A data revolution
‘Big Data: A Revolution That Will Transform How We Live, Work and Think’ is a new book written by the Economist’s Data Editor, Kenneth Cukier, and Oxford professor Viktor Mayer-Schonberger. Owen McQuade reviews their conclusions on this key technological trend.
Whilst the authors say they are “messengers of big data, not its evangelists”, their enthusiasm for the subject comes across. They document, with lively examples beyond the obvious Amazon and Google case studies, how big data is happening now.
The era of big data has come about due to three drivers: the ability to analyse large amounts of data, an acceptance of data’s “real-world messiness” and the focusing on correlations rather than looking for causes.
The book looks at emerging concepts in the world of big data including datafication, in which any phenomenon can be put into a quantified format so it can be tabulated and analysed. This is different from the process of digitisation which coverts analogue data into the binary code of a computer that can handle it.

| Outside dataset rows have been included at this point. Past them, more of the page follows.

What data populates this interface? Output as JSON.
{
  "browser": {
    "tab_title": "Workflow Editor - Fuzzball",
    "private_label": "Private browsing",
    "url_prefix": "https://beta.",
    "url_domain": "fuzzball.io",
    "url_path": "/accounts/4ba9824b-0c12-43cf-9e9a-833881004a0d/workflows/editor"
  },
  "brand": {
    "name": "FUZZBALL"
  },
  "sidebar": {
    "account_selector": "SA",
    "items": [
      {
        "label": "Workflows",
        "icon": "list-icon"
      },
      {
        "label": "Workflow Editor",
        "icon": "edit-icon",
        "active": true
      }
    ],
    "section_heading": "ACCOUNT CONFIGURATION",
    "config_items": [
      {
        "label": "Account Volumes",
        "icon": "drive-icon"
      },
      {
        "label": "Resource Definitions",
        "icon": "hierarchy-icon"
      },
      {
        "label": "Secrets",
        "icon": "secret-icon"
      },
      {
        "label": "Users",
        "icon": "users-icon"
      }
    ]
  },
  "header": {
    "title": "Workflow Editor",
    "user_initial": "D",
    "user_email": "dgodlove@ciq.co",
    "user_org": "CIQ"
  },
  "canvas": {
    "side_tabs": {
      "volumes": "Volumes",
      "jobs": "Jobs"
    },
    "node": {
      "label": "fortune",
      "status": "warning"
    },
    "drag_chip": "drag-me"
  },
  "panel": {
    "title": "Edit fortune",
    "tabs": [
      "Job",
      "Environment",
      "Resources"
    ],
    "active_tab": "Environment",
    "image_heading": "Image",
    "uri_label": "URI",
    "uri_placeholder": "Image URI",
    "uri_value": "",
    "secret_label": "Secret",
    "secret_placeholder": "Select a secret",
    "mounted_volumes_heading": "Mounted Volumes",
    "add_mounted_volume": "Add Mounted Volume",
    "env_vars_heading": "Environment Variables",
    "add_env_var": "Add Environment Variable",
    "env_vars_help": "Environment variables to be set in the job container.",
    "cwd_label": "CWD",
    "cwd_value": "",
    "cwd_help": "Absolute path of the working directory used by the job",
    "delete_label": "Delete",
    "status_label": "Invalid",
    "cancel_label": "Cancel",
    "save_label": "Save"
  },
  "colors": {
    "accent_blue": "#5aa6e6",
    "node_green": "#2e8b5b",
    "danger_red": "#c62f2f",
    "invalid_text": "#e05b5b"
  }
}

One example is Google’s scanning of books, which was initially by digitisation i.e. by using optical character recognition software that could take this digital image and recognise the letters, words and sentences. The result was datafied text which could be indexed and thus searched. The book sees the trend towards location as data and sees much growth in datafication of interactions on social media platforms. It even goes so far to say that with a little imagination most, if not all, things can be rendered into data form.
Although the book sees huge potential in the value of big data, and the economic efficiency it brings, it does look at “the dark side of big data”. The most obvious downside is that big data makes privacy much harder. The authors said they were both “troubled” by an entirely new menace of “propensity” when big data predictions could be used to judge and punish people before they have even acted. A third danger is what they call the “dictatorship of data” with its “fetishization” with organisations blindly deferring to what says without understanding its limitations.
There are many examples throughout the book, such as police forces using algorithmic models to decide where and when to patrol. In the final chapter entitled ‘Next’ the authors give an excellent detailed case study which brings many of the issues in the book together. It is how New York City’s Director of Analytics has used data from a variety of sources to look at the problem of tackling illegal property conversions, which were major fire hazards as a well as hotspots for crime. By using big data techniques they increased the percentage of cases investigated that ended up with a warrant to vacate from 13 per cent to an impressive 70 per cent.
This book is a very well written and balanced look at big data with interesting examples throughout. It deals with the negatives as well as enthusing about its potential, describing big data as “the moment when the information society finally fulfils the promise implied by its name.” We are living in the time “when the possession of knowledge, which once meant an understanding of the past, is coming to mean an ability to predict the future.”